Sérgio Dundão, também investigador em áreas de políticas sociais, referiu igualmente que, num terceiro impacto, a UNITA deixaria de indicar membros para a ERCA (Entidade Reguladora da Comunicação Social Angolana) para a CNE (Comissão Nacional Eleitoral) e para o Tribunal Constitucional (TC).
“Ou seja, não poderia indicar por não estar representado na Assembleia Nacional e, além disso, também os membros da UNITA não estariam no Conselho da República e também não teriam imunidades necessariamente”, realçou.
“Não acredito que a UNITA corra esses riscos todos, daí que sou favorável a que eles assumam os lugares no parlamento”, notou.
A UNITA, maior partido na oposição angolana, disse esta segunda-feira que pondera tomar posse no parlamento angolano, considerando que a sua posição definitiva terá em vista a salvaguarda da paz e a consolidação da democracia, enquanto outros partidos na oposição se manifestam divididos.
Segundo o porta-voz da UNITA, o partido avalia todos os cenários, não descartando, no entanto, a posse no parlamento.
“Estamos a conversar sobre todas essas questões, sobre os vários cenários possíveis e é uma dicotomia entre tomar [posse] ou não. A discussão é em torno dessas duas abordagens e penso que só na quarta-feira é que poderemos surgir com propriedade e dizer o que faremos”, afirmou Marcial Dachala à Lusa.
Sérgio Dundão considerou ainda que caso os deputados da UNITA não tomem posse, em cerimónia de investidura agendada para 16 de setembro, “não se poderá aplicar qualquer renúncia ou penalização”.
“Porque tecnicamente o que a UNITA iria fazer nem sequer é efetivar o mandato, não seria renúncia, mas é não assumir o mandato, a UNITA por exemplo não corre qualquer risco de penalização ou extinção”, argumentou.

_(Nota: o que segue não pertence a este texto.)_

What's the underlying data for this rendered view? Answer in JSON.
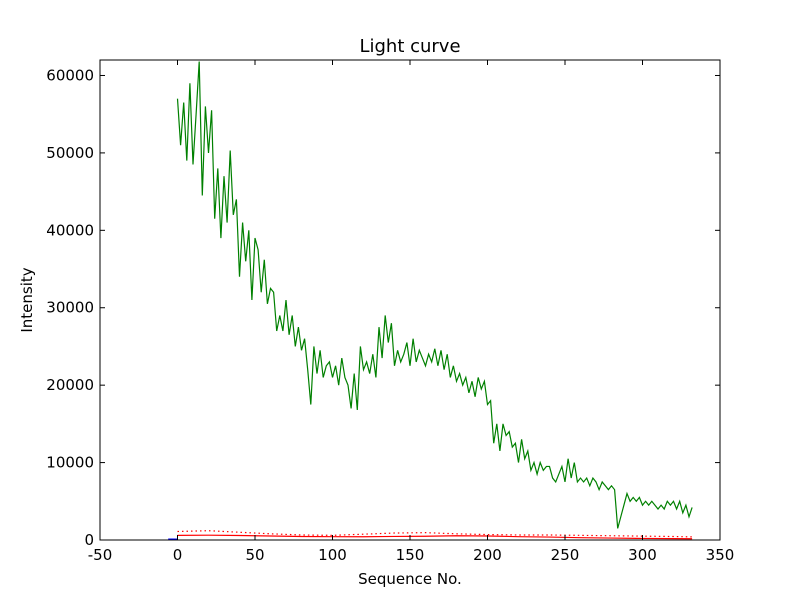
{
  "chart_data": {
    "type": "line",
    "title": "Light curve",
    "xlabel": "Sequence No.",
    "ylabel": "Intensity",
    "xlim": [
      -50,
      350
    ],
    "ylim": [
      0,
      62000
    ],
    "xticks": [
      -50,
      0,
      50,
      100,
      150,
      200,
      250,
      300,
      350
    ],
    "yticks": [
      0,
      10000,
      20000,
      30000,
      40000,
      50000,
      60000
    ],
    "grid": false,
    "colors": {
      "main": "#008000",
      "red": "#ff0000",
      "blue": "#0000ff"
    },
    "series": [
      {
        "style": "solid",
        "color": "#008000",
        "x": [
          0,
          2,
          4,
          6,
          8,
          10,
          12,
          14,
          16,
          18,
          20,
          22,
          24,
          26,
          28,
          30,
          32,
          34,
          36,
          38,
          40,
          42,
          44,
          46,
          48,
          50,
          52,
          54,
          56,
          58,
          60,
          62,
          64,
          66,
          68,
          70,
          72,
          74,
          76,
          78,
          80,
          82,
          84,
          86,
          88,
          90,
          92,
          94,
          96,
          98,
          100,
          102,
          104,
          106,
          108,
          110,
          112,
          114,
          116,
          118,
          120,
          122,
          124,
          126,
          128,
          130,
          132,
          134,
          136,
          138,
          140,
          142,
          144,
          146,
          148,
          150,
          152,
          154,
          156,
          158,
          160,
          162,
          164,
          166,
          168,
          170,
          172,
          174,
          176,
          178,
          180,
          182,
          184,
          186,
          188,
          190,
          192,
          194,
          196,
          198,
          200,
          202,
          204,
          206,
          208,
          210,
          212,
          214,
          216,
          218,
          220,
          222,
          224,
          226,
          228,
          230,
          232,
          234,
          236,
          238,
          240,
          242,
          244,
          246,
          248,
          250,
          252,
          254,
          256,
          258,
          260,
          262,
          264,
          266,
          268,
          270,
          272,
          274,
          276,
          278,
          280,
          282,
          284,
          286,
          288,
          290,
          292,
          294,
          296,
          298,
          300,
          302,
          304,
          306,
          308,
          310,
          312,
          314,
          316,
          318,
          320,
          322,
          324,
          326,
          328,
          330,
          332
        ],
        "y": [
          57000,
          51000,
          56500,
          49000,
          59000,
          48500,
          55000,
          61800,
          44500,
          56000,
          50000,
          55500,
          41500,
          48000,
          39000,
          47000,
          41000,
          50300,
          42000,
          44000,
          34000,
          41000,
          36000,
          40000,
          31000,
          39000,
          37500,
          32000,
          36200,
          30500,
          32500,
          32000,
          27000,
          29000,
          27000,
          31000,
          26500,
          29000,
          25000,
          27500,
          24500,
          26000,
          22000,
          17500,
          25000,
          21500,
          24500,
          21000,
          22500,
          23000,
          21000,
          22500,
          20000,
          23500,
          21000,
          20000,
          17000,
          21500,
          16800,
          25000,
          22000,
          23000,
          21500,
          24000,
          21000,
          27500,
          23500,
          29000,
          25500,
          28000,
          22500,
          24500,
          23000,
          24000,
          25500,
          22500,
          26000,
          23000,
          24500,
          23500,
          22500,
          24000,
          23000,
          24700,
          22500,
          24500,
          22000,
          24000,
          21000,
          22500,
          20500,
          21500,
          20000,
          21000,
          19000,
          20500,
          18500,
          21000,
          19500,
          20500,
          17500,
          18000,
          12500,
          15000,
          11500,
          15000,
          13500,
          14000,
          12000,
          12500,
          10000,
          13000,
          10500,
          11500,
          9000,
          10000,
          8500,
          10000,
          9000,
          9500,
          9500,
          8000,
          7500,
          8500,
          9500,
          7500,
          10500,
          8000,
          10000,
          7500,
          8000,
          7500,
          8000,
          7000,
          8000,
          7500,
          6500,
          7500,
          7000,
          6500,
          7000,
          6500,
          1500,
          3000,
          4500,
          6000,
          5000,
          5500,
          5000,
          5500,
          4500,
          5000,
          4500,
          5000,
          4500,
          4000,
          4500,
          4000,
          5000,
          4500,
          5000,
          4000,
          5000,
          3500,
          4500,
          3000,
          4200
        ]
      },
      {
        "style": "solid",
        "color": "#ff0000",
        "x": [
          0,
          20,
          40,
          60,
          80,
          100,
          120,
          140,
          160,
          180,
          200,
          220,
          240,
          260,
          280,
          300,
          320,
          332
        ],
        "y": [
          600,
          620,
          580,
          520,
          450,
          430,
          420,
          460,
          480,
          550,
          520,
          430,
          380,
          300,
          250,
          200,
          180,
          160
        ]
      },
      {
        "style": "dotted",
        "color": "#ff0000",
        "x": [
          0,
          20,
          40,
          60,
          80,
          100,
          120,
          140,
          160,
          180,
          200,
          220,
          240,
          260,
          280,
          300,
          320,
          332
        ],
        "y": [
          1100,
          1200,
          1000,
          800,
          650,
          600,
          750,
          900,
          950,
          800,
          700,
          650,
          650,
          600,
          550,
          500,
          450,
          400
        ]
      },
      {
        "style": "solid",
        "color": "#0000ff",
        "x": [
          -6,
          0
        ],
        "y": [
          0,
          0
        ]
      }
    ]
  }
}
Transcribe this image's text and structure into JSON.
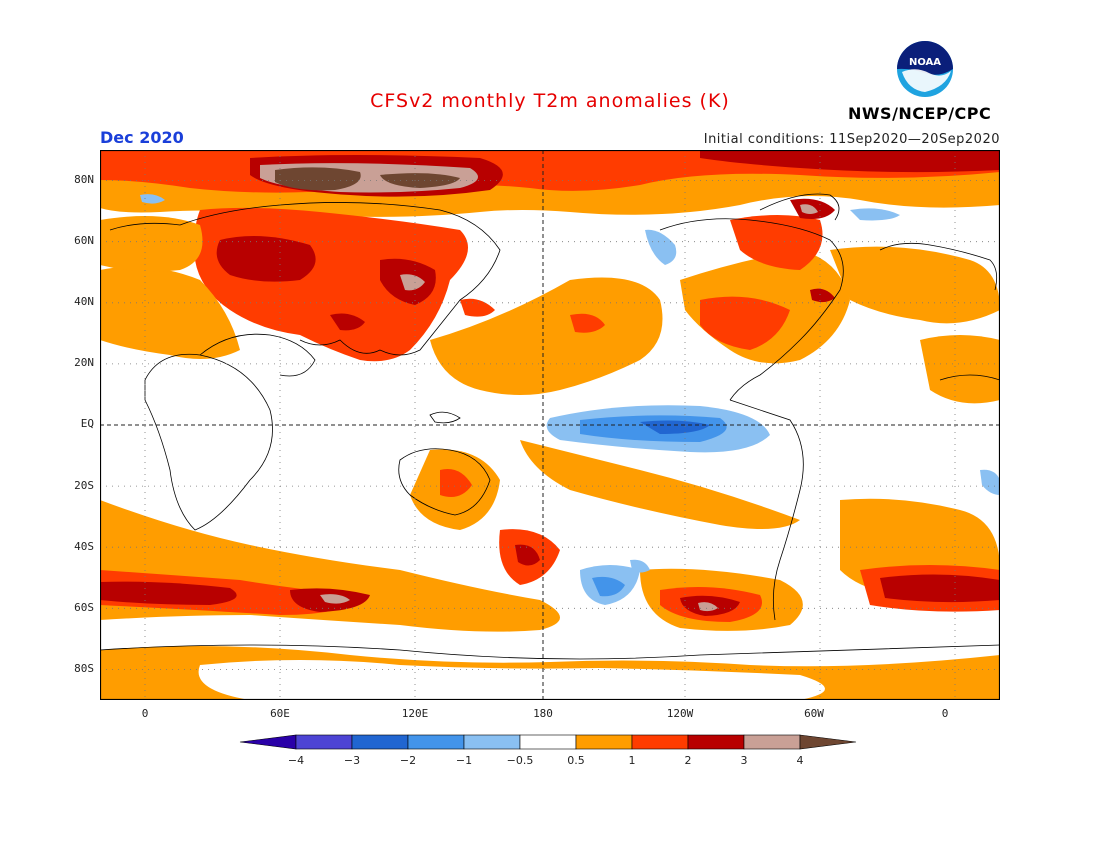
{
  "title": "CFSv2 monthly T2m anomalies (K)",
  "month": "Dec 2020",
  "initial_conditions": "Initial conditions: 11Sep2020—20Sep2020",
  "agency": "NWS/NCEP/CPC",
  "logo": {
    "text": "NOAA",
    "icon": "noaa-logo-icon"
  },
  "map": {
    "lat_labels": [
      "80N",
      "60N",
      "40N",
      "20N",
      "EQ",
      "20S",
      "40S",
      "60S",
      "80S"
    ],
    "lat_values": [
      80,
      60,
      40,
      20,
      0,
      -20,
      -40,
      -60,
      -80
    ],
    "lon_labels": [
      "0",
      "60E",
      "120E",
      "180",
      "120W",
      "60W",
      "0"
    ],
    "lon_values": [
      0,
      60,
      120,
      180,
      240,
      300,
      360
    ],
    "lat_range": [
      -90,
      90
    ],
    "lon_range": [
      -20,
      380
    ]
  },
  "colorbar": {
    "labels": [
      "−4",
      "−3",
      "−2",
      "−1",
      "−0.5",
      "0.5",
      "1",
      "2",
      "3",
      "4"
    ],
    "colors": [
      "#2a00a8",
      "#4d44d4",
      "#2166d1",
      "#4394ea",
      "#8ac0f2",
      "#ffffff",
      "#ff9d00",
      "#ff3c00",
      "#b80000",
      "#c9a096",
      "#6e4631"
    ]
  },
  "colors": {
    "title": "#e60000",
    "month": "#1a3fd9"
  }
}
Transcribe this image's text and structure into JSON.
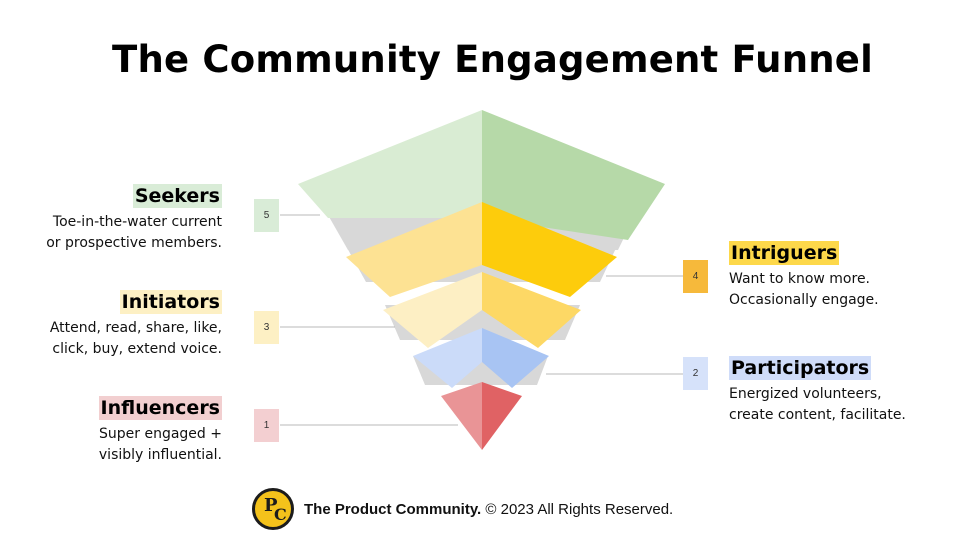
{
  "title": "The Community Engagement Funnel",
  "stages": {
    "seekers": {
      "name": "Seekers",
      "number": "5",
      "desc_line1": "Toe-in-the-water current",
      "desc_line2": "or prospective members.",
      "highlight": "#d9ecd7",
      "box": "#d9ecd7"
    },
    "intriguers": {
      "name": "Intriguers",
      "number": "4",
      "desc_line1": "Want to know more.",
      "desc_line2": "Occasionally engage.",
      "highlight": "#fdd84a",
      "box": "#f6b93b"
    },
    "initiators": {
      "name": "Initiators",
      "number": "3",
      "desc_line1": "Attend, read, share, like,",
      "desc_line2": "click, buy, extend voice.",
      "highlight": "#fdf0c4",
      "box": "#fdf0c4"
    },
    "participators": {
      "name": "Participators",
      "number": "2",
      "desc_line1": "Energized volunteers,",
      "desc_line2": "create content, facilitate.",
      "highlight": "#cfdcf9",
      "box": "#d6e2fa"
    },
    "influencers": {
      "name": "Influencers",
      "number": "1",
      "desc_line1": "Super engaged +",
      "desc_line2": "visibly influential.",
      "highlight": "#f2cfd0",
      "box": "#f3cfd1"
    }
  },
  "footer": {
    "brand": "The Product Community.",
    "copyright": "© 2023 All Rights Reserved.",
    "logo_text_p": "P",
    "logo_text_c": "C"
  },
  "funnel_colors": {
    "seekers_left": "#d9ecd3",
    "seekers_right": "#b6d9a8",
    "intriguers_left": "#fde293",
    "intriguers_right": "#fdcc0c",
    "initiators_left": "#fdefc4",
    "initiators_right": "#fdd865",
    "participators_left": "#cbdbf9",
    "participators_right": "#a8c4f3",
    "influencers_left": "#e99496",
    "influencers_right": "#e06264",
    "gap": "#d8d8d8",
    "connector": "#b8b8b8"
  }
}
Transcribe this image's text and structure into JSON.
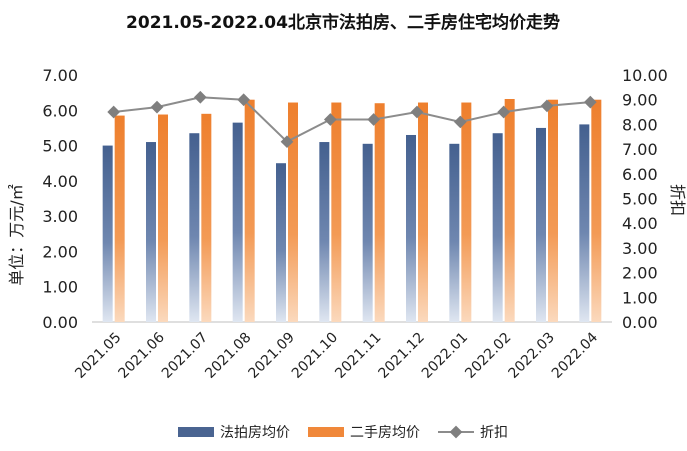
{
  "chart_data": {
    "type": "bar",
    "title": "2021.05-2022.04北京市法拍房、二手房住宅均价走势",
    "ylabel": "单位：万元/㎡",
    "y2label": "折扣",
    "ylim": [
      0,
      7
    ],
    "y2lim": [
      0,
      10
    ],
    "yticks": [
      "0.00",
      "1.00",
      "2.00",
      "3.00",
      "4.00",
      "5.00",
      "6.00",
      "7.00"
    ],
    "y2ticks": [
      "0.00",
      "1.00",
      "2.00",
      "3.00",
      "4.00",
      "5.00",
      "6.00",
      "7.00",
      "8.00",
      "9.00",
      "10.00"
    ],
    "categories": [
      "2021.05",
      "2021.06",
      "2021.07",
      "2021.08",
      "2021.09",
      "2021.10",
      "2021.11",
      "2021.12",
      "2022.01",
      "2022.02",
      "2022.03",
      "2022.04"
    ],
    "series": [
      {
        "name": "法拍房均价",
        "kind": "bar",
        "axis": "left",
        "color": "#4a6491",
        "values": [
          5.0,
          5.1,
          5.35,
          5.65,
          4.5,
          5.1,
          5.05,
          5.3,
          5.05,
          5.35,
          5.5,
          5.6
        ]
      },
      {
        "name": "二手房均价",
        "kind": "bar",
        "axis": "left",
        "color": "#f0883a",
        "values": [
          5.85,
          5.88,
          5.9,
          6.3,
          6.22,
          6.22,
          6.2,
          6.22,
          6.22,
          6.32,
          6.3,
          6.3
        ]
      },
      {
        "name": "折扣",
        "kind": "line",
        "axis": "right",
        "color": "#8c8c8c",
        "values": [
          8.5,
          8.7,
          9.1,
          9.0,
          7.3,
          8.2,
          8.2,
          8.5,
          8.1,
          8.5,
          8.75,
          8.9
        ]
      }
    ],
    "legend": "bottom",
    "grid": false
  }
}
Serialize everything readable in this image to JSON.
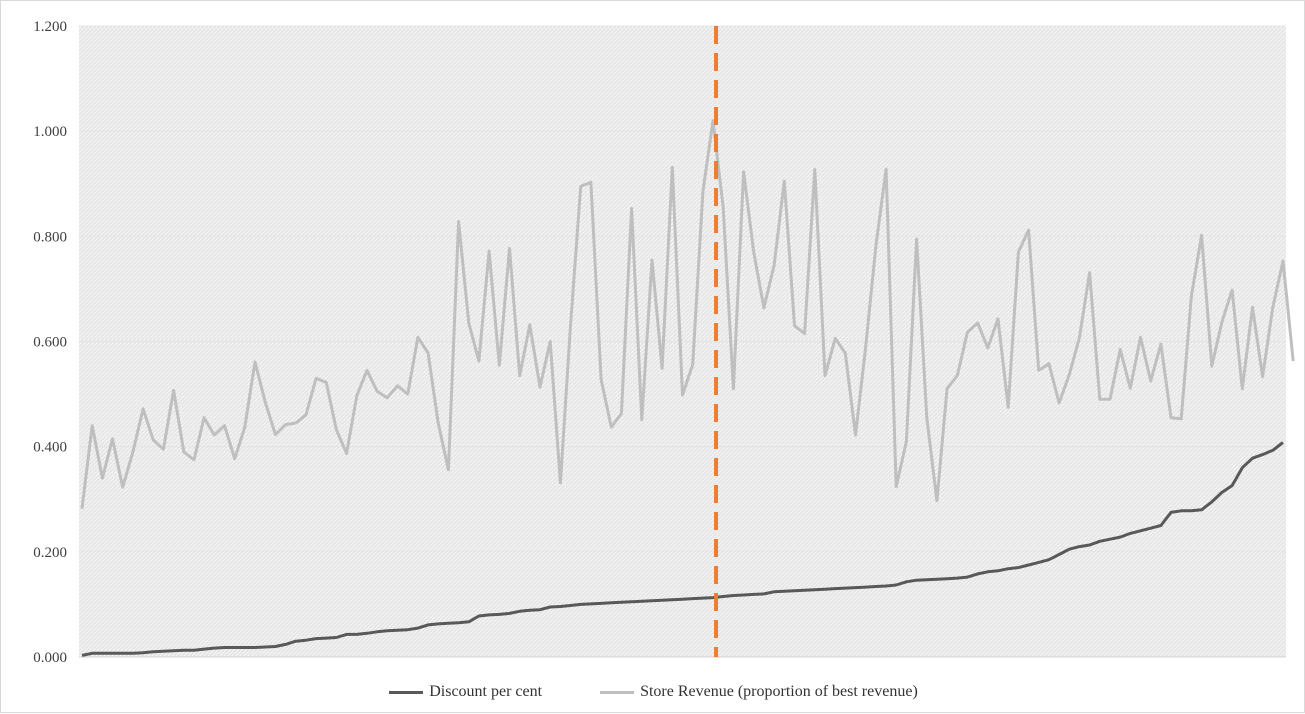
{
  "chart_data": {
    "type": "line",
    "title": "",
    "xlabel": "",
    "ylabel": "",
    "ylim": [
      0,
      1.2
    ],
    "yticks": [
      "0.000",
      "0.200",
      "0.400",
      "0.600",
      "0.800",
      "1.000",
      "1.200"
    ],
    "grid": true,
    "legend_position": "bottom",
    "marker_line": {
      "index": 62,
      "color": "#ed7d31",
      "style": "dashed"
    },
    "series": [
      {
        "name": "Discount per cent",
        "color": "#595959",
        "values": [
          0.003,
          0.007,
          0.007,
          0.007,
          0.007,
          0.007,
          0.008,
          0.01,
          0.011,
          0.012,
          0.013,
          0.013,
          0.015,
          0.017,
          0.018,
          0.018,
          0.018,
          0.018,
          0.019,
          0.02,
          0.024,
          0.03,
          0.032,
          0.035,
          0.036,
          0.037,
          0.043,
          0.043,
          0.045,
          0.048,
          0.05,
          0.051,
          0.052,
          0.055,
          0.061,
          0.063,
          0.064,
          0.065,
          0.067,
          0.078,
          0.08,
          0.081,
          0.083,
          0.087,
          0.089,
          0.09,
          0.095,
          0.096,
          0.098,
          0.1,
          0.101,
          0.102,
          0.103,
          0.104,
          0.105,
          0.106,
          0.107,
          0.108,
          0.109,
          0.11,
          0.111,
          0.112,
          0.113,
          0.115,
          0.117,
          0.118,
          0.119,
          0.12,
          0.124,
          0.125,
          0.126,
          0.127,
          0.128,
          0.129,
          0.13,
          0.131,
          0.132,
          0.133,
          0.134,
          0.135,
          0.137,
          0.143,
          0.146,
          0.147,
          0.148,
          0.149,
          0.15,
          0.152,
          0.158,
          0.162,
          0.164,
          0.168,
          0.17,
          0.175,
          0.18,
          0.185,
          0.195,
          0.205,
          0.21,
          0.213,
          0.22,
          0.224,
          0.228,
          0.235,
          0.24,
          0.245,
          0.25,
          0.275,
          0.278,
          0.278,
          0.28,
          0.295,
          0.313,
          0.326,
          0.36,
          0.378,
          0.385,
          0.393,
          0.408
        ]
      },
      {
        "name": "Store Revenue (proportion of best revenue)",
        "color": "#bfbfbf",
        "values": [
          0.282,
          0.44,
          0.34,
          0.415,
          0.323,
          0.39,
          0.472,
          0.413,
          0.395,
          0.507,
          0.39,
          0.375,
          0.455,
          0.422,
          0.44,
          0.377,
          0.437,
          0.561,
          0.485,
          0.423,
          0.442,
          0.445,
          0.46,
          0.53,
          0.522,
          0.432,
          0.387,
          0.497,
          0.545,
          0.505,
          0.493,
          0.516,
          0.5,
          0.608,
          0.578,
          0.445,
          0.356,
          0.828,
          0.635,
          0.563,
          0.772,
          0.555,
          0.777,
          0.535,
          0.632,
          0.513,
          0.6,
          0.331,
          0.63,
          0.895,
          0.903,
          0.528,
          0.437,
          0.463,
          0.853,
          0.451,
          0.755,
          0.549,
          0.931,
          0.498,
          0.556,
          0.885,
          1.02,
          0.855,
          0.51,
          0.923,
          0.77,
          0.664,
          0.745,
          0.905,
          0.63,
          0.615,
          0.927,
          0.535,
          0.606,
          0.578,
          0.422,
          0.59,
          0.782,
          0.928,
          0.324,
          0.41,
          0.795,
          0.455,
          0.297,
          0.511,
          0.535,
          0.618,
          0.635,
          0.588,
          0.643,
          0.475,
          0.77,
          0.812,
          0.545,
          0.558,
          0.483,
          0.537,
          0.607,
          0.731,
          0.49,
          0.49,
          0.585,
          0.511,
          0.608,
          0.525,
          0.595,
          0.455,
          0.453,
          0.687,
          0.802,
          0.553,
          0.637,
          0.698,
          0.51,
          0.665,
          0.533,
          0.665,
          0.753,
          0.563
        ]
      }
    ]
  }
}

O especialista recordou ainda a Constituição angolana tendo em conta o período de 1992, ano em que Angola realizou as primeiras eleições, onde, realçou, os deputados da UNITA não aceitaram os resultados e não tomaram posse na altura.
“Eles, naquele período, não aceitaram os resultados eleitorais e não efetivaram mandato, mais tarde depois com os acordos já de Lusaca a UNITA renovada acabou por tomar posse e essa situação não seria inédita”, concluiu.